Le 29 avril dernier, Karine Jambu a reçu une lettre de la juge d’application des peines du tribunal de Caen, l'informant de la prochaine libération de son agresseur, Roland Blaudy. Condamné à trente ans de réclusion pour des viols répétés sur elle alors qu'elle n'avait que cinq ans, ce dernier sortira de prison le 12 mai. Cette situation soulève des inquiétudes, notamment parce qu'il sera logé dans la même ville que Karine, à Rennes.
Alors que la justice a jugé que sa libération était inévitable, beaucoup se voient confrontés à un sentiment d'incompréhension. Karine, qui a appris cette nouvelle avec désespoir, confie : "Ça me dégoûte. Je ne comprends pas comment c’est possible. Il a détruit une partie de ma vie, et on le laisse libre. Que vais-je faire ? Éviter de sortir ?" Son angoisse est partagée par d’autres victimes de Blaudy, dont le nombre dépasse la quinzaine.
Le procureur de la République de Caen, Joël Garrigue, a dû répondre aux interrogations suscitées par cette annonce.
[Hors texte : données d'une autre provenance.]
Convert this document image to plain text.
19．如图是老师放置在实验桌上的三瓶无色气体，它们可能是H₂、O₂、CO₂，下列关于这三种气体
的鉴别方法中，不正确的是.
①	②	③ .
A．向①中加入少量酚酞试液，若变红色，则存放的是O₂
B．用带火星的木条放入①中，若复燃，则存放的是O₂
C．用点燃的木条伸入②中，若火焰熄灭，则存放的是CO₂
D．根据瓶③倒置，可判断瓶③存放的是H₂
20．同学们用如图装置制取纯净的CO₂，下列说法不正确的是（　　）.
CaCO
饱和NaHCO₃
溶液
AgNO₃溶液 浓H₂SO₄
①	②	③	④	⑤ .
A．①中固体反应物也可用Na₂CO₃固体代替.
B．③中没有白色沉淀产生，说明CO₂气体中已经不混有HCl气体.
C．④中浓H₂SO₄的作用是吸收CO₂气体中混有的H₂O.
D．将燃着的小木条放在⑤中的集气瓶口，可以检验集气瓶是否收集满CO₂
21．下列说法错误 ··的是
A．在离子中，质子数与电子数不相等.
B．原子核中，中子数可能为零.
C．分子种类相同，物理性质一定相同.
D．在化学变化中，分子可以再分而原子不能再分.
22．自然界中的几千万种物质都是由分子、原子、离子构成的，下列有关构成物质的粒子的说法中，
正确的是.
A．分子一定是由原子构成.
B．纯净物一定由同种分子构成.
Il a admis que Blaudy avait bénéficié de réductions de peine correspondant à neuf années, rendant sa libération légale. Mais la question demeure : pourquoi renvoyer un récidiviste à Rennes, là où se trouve sa victime? Le procureur indique que c’était la seule option viabilité, prévenant qu’une assignation à résidence ailleurs pourrait le conduire à errer sans contrôle.
Des mesures pour encadrer la libération
Pour accompagner sa sortie, plusieurs mesures de suivi ont été mises en place. Blaudy sera soumis à un suivi sociojudiciaire pendant quinze ans et équipé d'un bracelet électronique. Ses obligations incluent l’interdiction de tout contact avec ses victimes et l'accès à des lieux fréquentés par des mineurs. Toutefois, cette approche rassure peu Karine et les autres concernés. "Nous avons été trahis par la justice qui n'a pas protégé suffisamment les victimes," témoigne une proche de Karine.
Le débat public fait rage
Cette affaire fait écho à un contexte plus large concernant le traitement juridique des pédocriminels. Des voix, notamment de l’Association des Victimes de Violences Sexuelles, s'élèvent pour exiger une réévaluation des lois sur les peines et leurs confusions. Une pétition a d'ailleurs circulé, visant à modifier ces lois pour mieux protéger les victimes. Le débat va même jusqu'à invoquer la nécessité de mesures plus strictes pour assurer la sécurité des anciens victimes.
L’histoire de Karine Jambu, et celle de sa tante, a inspiré le film Signalements, qui met en lumière les dysfonctionnements de la justice face à ces crimes. Le soutien du public et des institutions sera déterminant pour la suite de cette affaire, alors que des députés examinent des projets de lois pour prévenir de telles situations à l'avenir.